Hi Norman,

I was hoping for an answer that was more quantitative. We're engineers,
right? For us, the question is not so much "whether?" but "how much?",
and particularly "how much do I need for how much of an effect?".

I am especially skeptical of your assertions because you don't seem to
address at all how the frequency spectrum of the phase noise impacts the
effect. If phase noise does have an effect, I would expect to see a
strong dependency here, and Attila has hinted at the reason why this is.
Yet you mention phase noise specs very close to the carrier (so close
that any artifacts are bound to mix into the subsonic range!), which by
all educated reasoning should be the least relevant.

So, again, what "hard facts and numbers" do you have available that
would allow us to estimate how much degradation is to be expected from a
certain performance level of the oscillator, and in what application?

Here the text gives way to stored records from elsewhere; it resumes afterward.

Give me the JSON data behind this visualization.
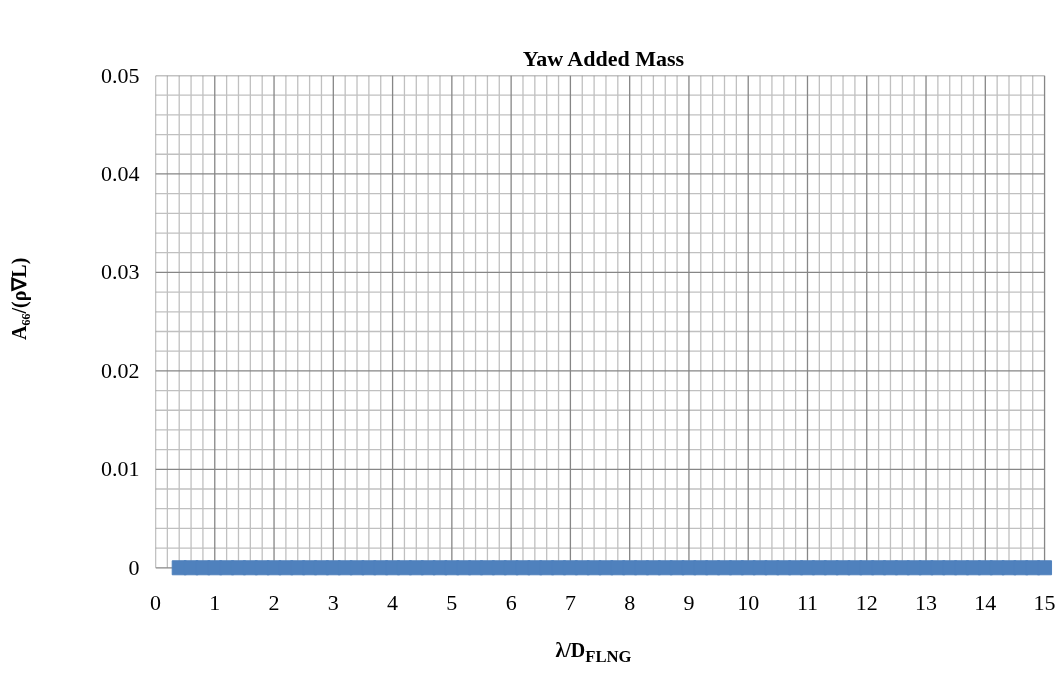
{
  "chart_data": {
    "type": "scatter",
    "title": "Yaw Added Mass",
    "xlabel": "λ/D$_{FLNG}$",
    "ylabel": "A₆₆/(ρ∇L)",
    "x": [
      0.4,
      0.6,
      0.8,
      1.0,
      1.2,
      1.4,
      1.6,
      1.8,
      2.0,
      2.2,
      2.4,
      2.6,
      2.8,
      3.0,
      3.2,
      3.4,
      3.6,
      3.8,
      4.0,
      4.2,
      4.4,
      4.6,
      4.8,
      5.0,
      5.2,
      5.4,
      5.6,
      5.8,
      6.0,
      6.2,
      6.4,
      6.6,
      6.8,
      7.0,
      7.2,
      7.4,
      7.6,
      7.8,
      8.0,
      8.2,
      8.4,
      8.6,
      8.8,
      9.0,
      9.2,
      9.4,
      9.6,
      9.8,
      10.0,
      10.2,
      10.4,
      10.6,
      10.8,
      11.0,
      11.2,
      11.4,
      11.6,
      11.8,
      12.0,
      12.2,
      12.4,
      12.6,
      12.8,
      13.0,
      13.2,
      13.4,
      13.6,
      13.8,
      14.0,
      14.2,
      14.4,
      14.6,
      14.8,
      15.0
    ],
    "series": [
      {
        "color": "#4f81bd",
        "values": [
          0,
          0,
          0,
          0,
          0,
          0,
          0,
          0,
          0,
          0,
          0,
          0,
          0,
          0,
          0,
          0,
          0,
          0,
          0,
          0,
          0,
          0,
          0,
          0,
          0,
          0,
          0,
          0,
          0,
          0,
          0,
          0,
          0,
          0,
          0,
          0,
          0,
          0,
          0,
          0,
          0,
          0,
          0,
          0,
          0,
          0,
          0,
          0,
          0,
          0,
          0,
          0,
          0,
          0,
          0,
          0,
          0,
          0,
          0,
          0,
          0,
          0,
          0,
          0,
          0,
          0,
          0,
          0,
          0,
          0,
          0,
          0,
          0,
          0
        ]
      }
    ],
    "xlim": [
      0,
      15
    ],
    "xticks": [
      0,
      1,
      2,
      3,
      4,
      5,
      6,
      7,
      8,
      9,
      10,
      11,
      12,
      13,
      14,
      15
    ],
    "ylim": [
      0,
      0.05
    ],
    "yticks": [
      0,
      0.01,
      0.02,
      0.03,
      0.04,
      0.05
    ],
    "grid": true,
    "marker": "square"
  }
}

And, please, don't assume we're rookies here! The hint that the power
supply can be important is quite unnecessary and can very easily be
interpreted as offensive. This is not an audiophile mailing list!

Cheers
Stefan

P.S.: By the way, having brought up the topic, you could bolster your
reputation by showing how phase noise relates to bit error rate
(quantitatively!).


Am 10.01.2022 um 18:07 schrieb Norman Reitz via time-nuts:
  Hi Stefan,
Bernd said it allready. If you once notice the result of a "better" clock with lower 
phase noise, you dont want to miss it anymore. Even if there is a lot of vodoo and pseudo-sciences 
in the audio sector - and audio-nuts can talk  hours about things no scientist ever heard about. 
But the improvement of phase noise is not an imagination. We are not talking about making something 
just "work".
In worst case, phase noise can lead to bit errors. better/lower phase noise 
clocks will produce a better musical flow, better dynamics, better 
representation of details and details that were notbeeing noticed before. And 
don't forget - the quality of the power supply is not entirely unimportant ;-)
kind regards
Norman
     Am Montag, 10. Januar 2022, 15:52:59 MEZ hat Stefan Heinzmann 
<[email protected]> Folgendes geschrieben:

  I'm curious, too, what kind of audio application requires this level of
phase noise performance, and why.

Cheers
Stefan

Am 10.01.2022 um 12:35 schrieb Attila Kinali:
On Mon, 10 Jan 2022 08:26:26 +0000 (UTC)
Norman Reitz via time-nuts <[email protected]> wrote:

I am looking for suppliers of high-quality OCXO in 10 Mhz (sine / square) and 
25 Mhz sine wave output.

Try contacting Bernd Neubig at Axtal. He is a fellow time-nut and likely to be
open to supply you with what you need.

That said, are yo sure you need such stringend phase noise requirements?
It's audio. Nobody is going to hear whether the noise is -60dBc or -80dBc @ 1Hz,
much less -120dBc. As you have noticed, what you want is not readily available.
There are only a handful OCXO available that reach that level. One of them is
the famous Oscilloquartz 8607 and its successor the Rakon HSO13/HSO14. But be 
prepared
to pay the price of a small car for each of them. And there is the NEL ULPN 
OCXO 1714a,
but I don't know how much that one costs.